People should have more help to die at home, say doctors
People nearing the end of their life should have more help to die at home, say Sheffield GPs.
Doctors say many people die in hospital or hospices but don’t always need to be in a medical setting. They believe supporting people to live their final days at home could also help relatives grieve and ease society’s fear of death.
GPs told a meeting of the Sheffield health and wellbeing board that they wanted to ensure everyone could die with dignity in a place of their choice.
Dr Eleanor Rutter said: “We are talking about the end of life, not end of life care. That’s undoubtably important but not the whole story.
“In the last 50 years medical expertise in avoiding end of life and managing symptioms have improved but the downside is we have put it into a medical setting.
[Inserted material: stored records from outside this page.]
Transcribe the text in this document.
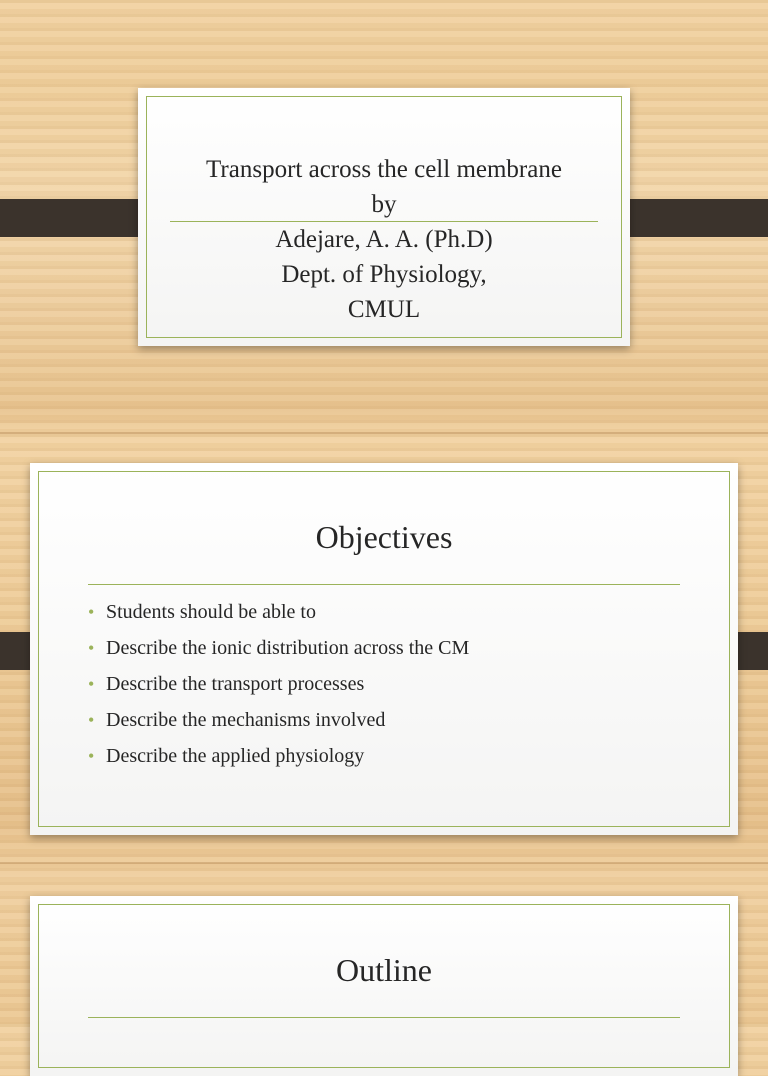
Transport across the cell membrane
by
Adejare, A. A. (Ph.D)
Dept. of Physiology,
CMUL
Objectives
• Students should be able to
• Describe the ionic distribution across the CM
• Describe the transport processes
• Describe the mechanisms involved
• Describe the applied physiology
Outline
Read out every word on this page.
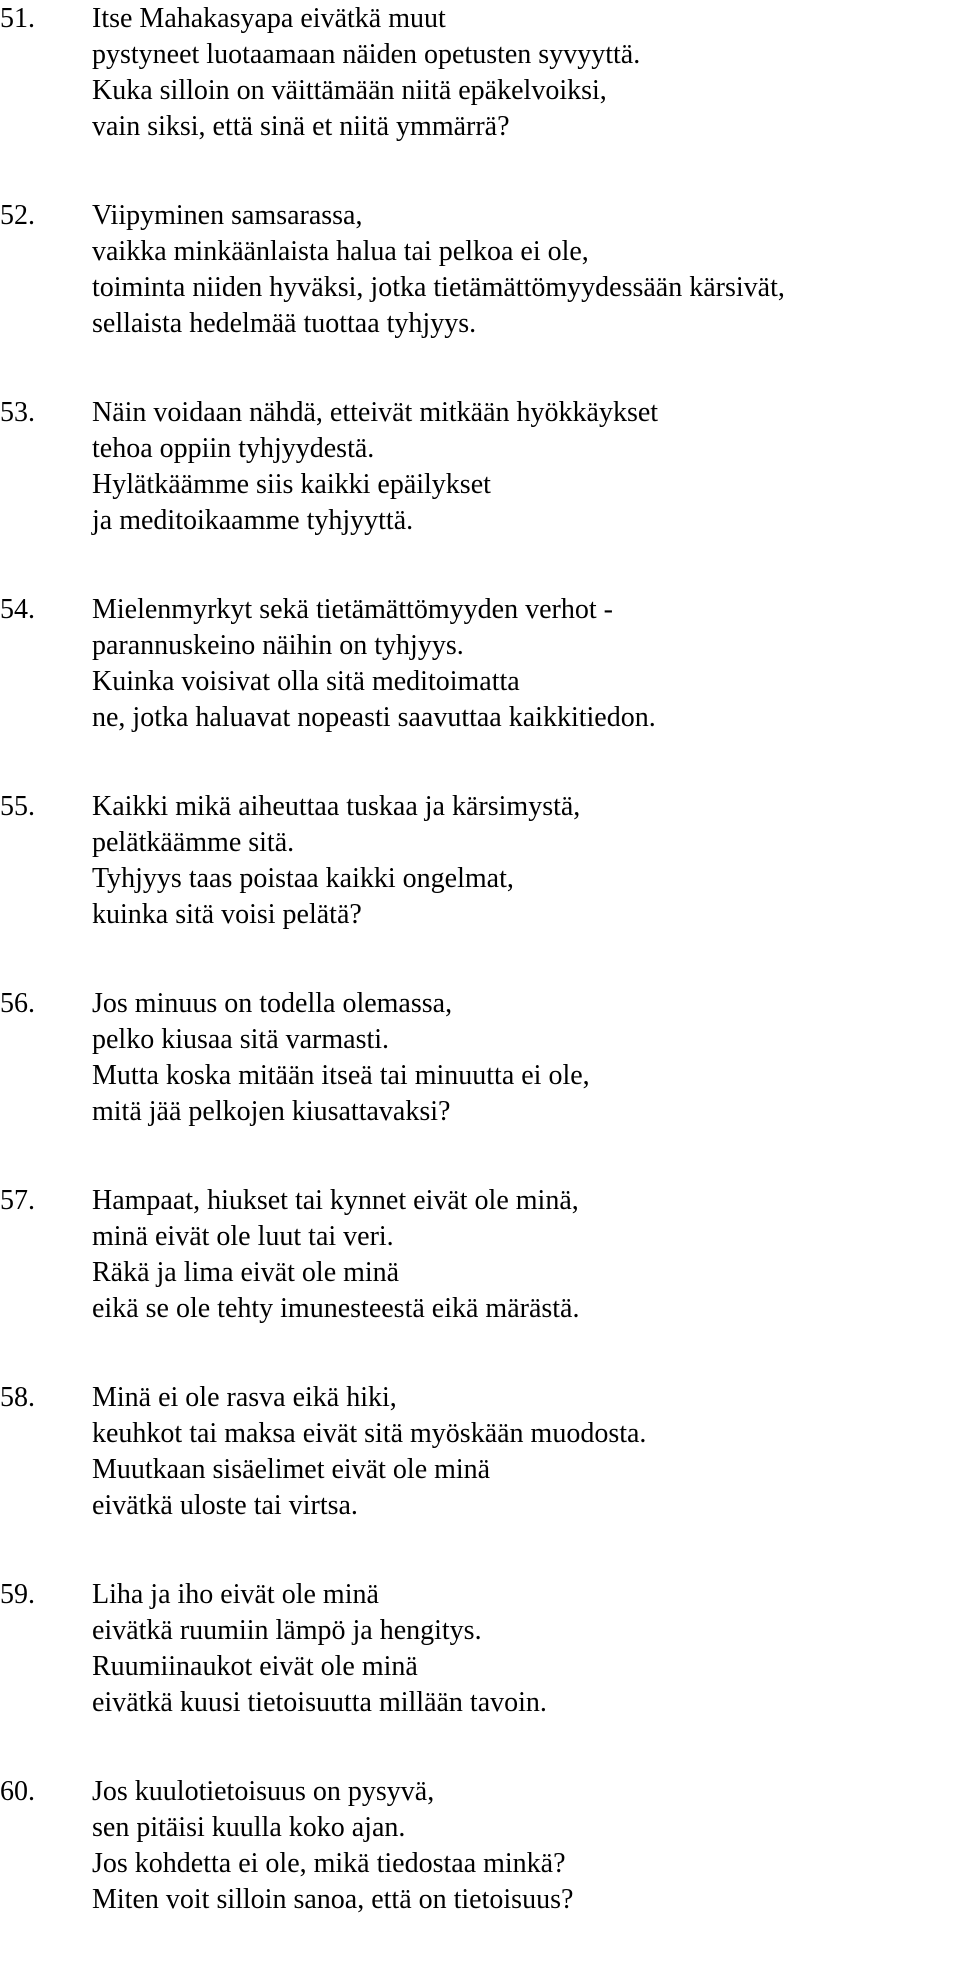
51. Itse Mahakasyapa eivätkä muut
pystyneet luotaamaan näiden opetusten syvyyttä.
Kuka silloin on väittämään niitä epäkelvoiksi,
vain siksi, että sinä et niitä ymmärrä?
52. Viipyminen samsarassa,
vaikka minkäänlaista halua tai pelkoa ei ole,
toiminta niiden hyväksi, jotka tietämättömyydessään kärsivät,
sellaista hedelmää tuottaa tyhjyys.
53. Näin voidaan nähdä, etteivät mitkään hyökkäykset
tehoa oppiin tyhjyydestä.
Hylätkäämme siis kaikki epäilykset
ja meditoikaamme tyhjyyttä.
54. Mielenmyrkyt sekä tietämättömyyden verhot -
parannuskeino näihin on tyhjyys.
Kuinka voisivat olla sitä meditoimatta
ne, jotka haluavat nopeasti saavuttaa kaikkitiedon.
55. Kaikki mikä aiheuttaa tuskaa ja kärsimystä,
pelätkäämme sitä.
Tyhjyys taas poistaa kaikki ongelmat,
kuinka sitä voisi pelätä?
56. Jos minuus on todella olemassa,
pelko kiusaa sitä varmasti.
Mutta koska mitään itseä tai minuutta ei ole,
mitä jää pelkojen kiusattavaksi?
57. Hampaat, hiukset tai kynnet eivät ole minä,
minä eivät ole luut tai veri.
Räkä ja lima eivät ole minä
eikä se ole tehty imunesteestä eikä märästä.
58. Minä ei ole rasva eikä hiki,
keuhkot tai maksa eivät sitä myöskään muodosta.
Muutkaan sisäelimet eivät ole minä
eivätkä uloste tai virtsa.
59. Liha ja iho eivät ole minä
eivätkä ruumiin lämpö ja hengitys.
Ruumiinaukot eivät ole minä
eivätkä kuusi tietoisuutta millään tavoin.
60. Jos kuulotietoisuus on pysyvä,
sen pitäisi kuulla koko ajan.
Jos kohdetta ei ole, mikä tiedostaa minkä?
Miten voit silloin sanoa, että on tietoisuus?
“Sometimes we are seeking a medical solution to a spiritual and emotional process. There’s nothing more normal but people have a lot of fear because they don’t experience it. If we bring it back into homes and communities, people feel confident to manage it.”
Dr Rutter said lots of individuals and organisations were collecting data but it needed studying.
“We are not equipped to answer some really important questions, such as what does a good death look like?
“A good death is different for everybody and we need to understand more about it. A lot of experience is from the people involved in the berevement.
“Hospitals are important but we want to know what experience people are having. Berevement has a wider impact on families, friends and communities.”
Coun Jackie Drayton said some older people had a fear of dying in the Northern General Hospital.
“When I first moved to Sheffield some of my older friends wouldn’t go into the Northern as it used to be the workhouse and they used to say if I go in there, I will never come out. It’s important to people about where care takes place.
“It’s great to hear about focusing on the people but it’s also important to focus on those left behind.
“It’s not just berevement but the mental health impact. It’s having a new life and adjusting, especially if you have been living with someone for 50 years so it’s very difficult.”